Fonte: Agência BR NEWS
A sociedade americana não ouve pessoas, só instituições e de preferência as que tenham poder de influência. Também, o que move os políticos é o voto e em grande quantidade de preferência.
Dos povos que moram nos Estados Unidos nós – brasileiros – somos o de menor representatividade parlamentar em qualquer nível, somos um zero à esquerda. A culpa é exclusivamente nossa. Estima-se que mais de 10% dos brasileiros que vivem no país são cidadãos americanos. Por exemplo, em Massachusetts, há cerca de 17 mil brasileiros que são cidadãos americanos, mas estão todos dispersos e sem um mínimo de organização e, com isso, sem representação nenhuma. Se estes brasileiros que são cidadãos americanos se organizassem, poderiam pressionar os políticos locais a oferecer condições melhores para a comunidade.
Mas o que temos visto é a omissão ou a indiferença da maioria destes privilegiados, que, diga-se de passagem, não têm obrigação alguma para com os outros. Mas, o bom senso diz que poderiam, sim, engajar-se nas lutas e dificuldades dos seus compatriotas. A cada vez que uma liderança comunitária vai pedir qualquer coisa às autoridades executivas ou legislativas, a primeira pergunta que se faz é quantos eleitores registrados há na comunidade. Via de regra a resposta é a de que não se sabe ao certo quantos e onde precisamente eles estão.
Diante disso, as respostas são evasivas e de desprezo absoluto para quem nada representa de fato.
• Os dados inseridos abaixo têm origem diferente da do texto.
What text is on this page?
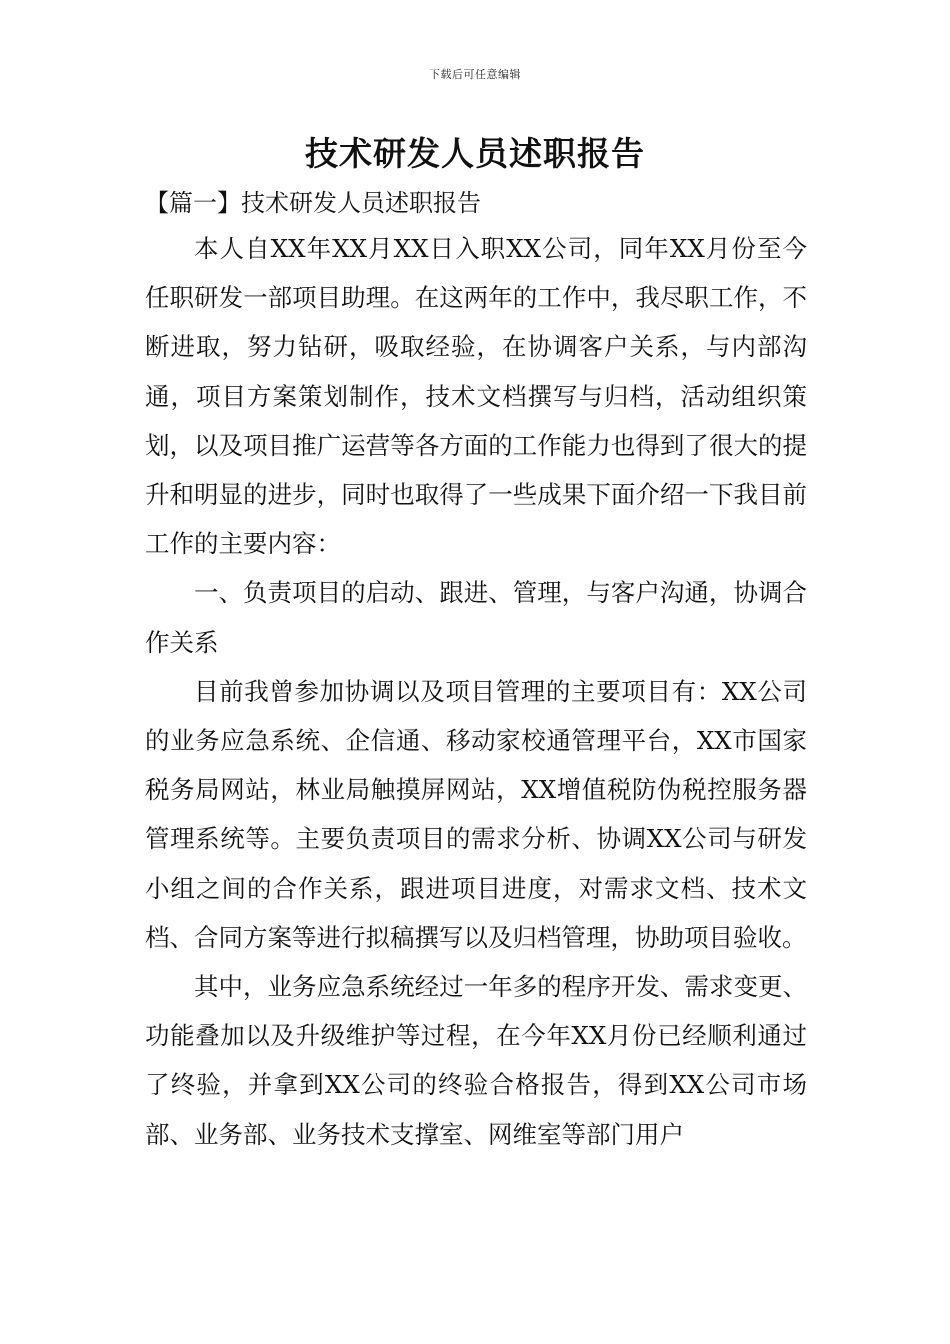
下载后可任意编辑
技术研发人员述职报告
【篇一】技术研发人员述职报告

本人自XX年XX月XX日入职XX公司，同年XX月份至今任职研发一部项目助理。在这两年的工作中，我尽职工作，不断进取，努力钻研，吸取经验，在协调客户关系，与内部沟通，项目方案策划制作，技术文档撰写与归档，活动组织策划，以及项目推广运营等各方面的工作能力也得到了很大的提升和明显的进步，同时也取得了一些成果下面介绍一下我目前工作的主要内容：

一、负责项目的启动、跟进、管理，与客户沟通，协调合作关系

目前我曾参加协调以及项目管理的主要项目有：XX公司的业务应急系统、企信通、移动家校通管理平台，XX市国家税务局网站，林业局触摸屏网站，XX增值税防伪税控服务器管理系统等。主要负责项目的需求分析、协调XX公司与研发小组之间的合作关系，跟进项目进度，对需求文档、技术文档、合同方案等进行拟稿撰写以及归档管理，协助项目验收。

其中，业务应急系统经过一年多的程序开发、需求变更、功能叠加以及升级维护等过程，在今年XX月份已经顺利通过了终验，并拿到XX公司的终验合格报告，得到XX公司市场部、业务部、业务技术支撑室、网维室等部门用户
O que vale é o voto, e sem voto não vamos encontrar boa vontade de ninguém do outro lado do balcão.
É lógico que a sobrevivência e subsistência da comunidade não depende exclusivamente de quem é brasileiro e cidadão americano, mas uma ajuda seria de grande e inestimável benefício. Com 17 mil pessoas poderíamos influenciar muita coisa, poderíamos eleger um representante distrital em Massachusetts, só para ficarmos neste estado, e com um pouco mais de esforço quem sabe até um deputado para nos representar em Washington. E se fossemos considerar New York, Flórida, Califórnia e New Jersey? Quantos representantes poderíamos eleger?
Quem poderiam ser estas pessoa? Há muitos candidatos. Pastores, clérigos, ministros evangélicos, líderes comunitários e empresários de diversas áreas. Quer dizer, o que não falta é gente habilitada, mas cadê o interesse destas pessoas? Vale lembrar que um dia eles – há excessões – passaram e viveram a situação da imensa maioria dos brasileiros – já que estamos falando especificamente da comunidade – e não é certo que virem as costas para os problemas que nos assolam.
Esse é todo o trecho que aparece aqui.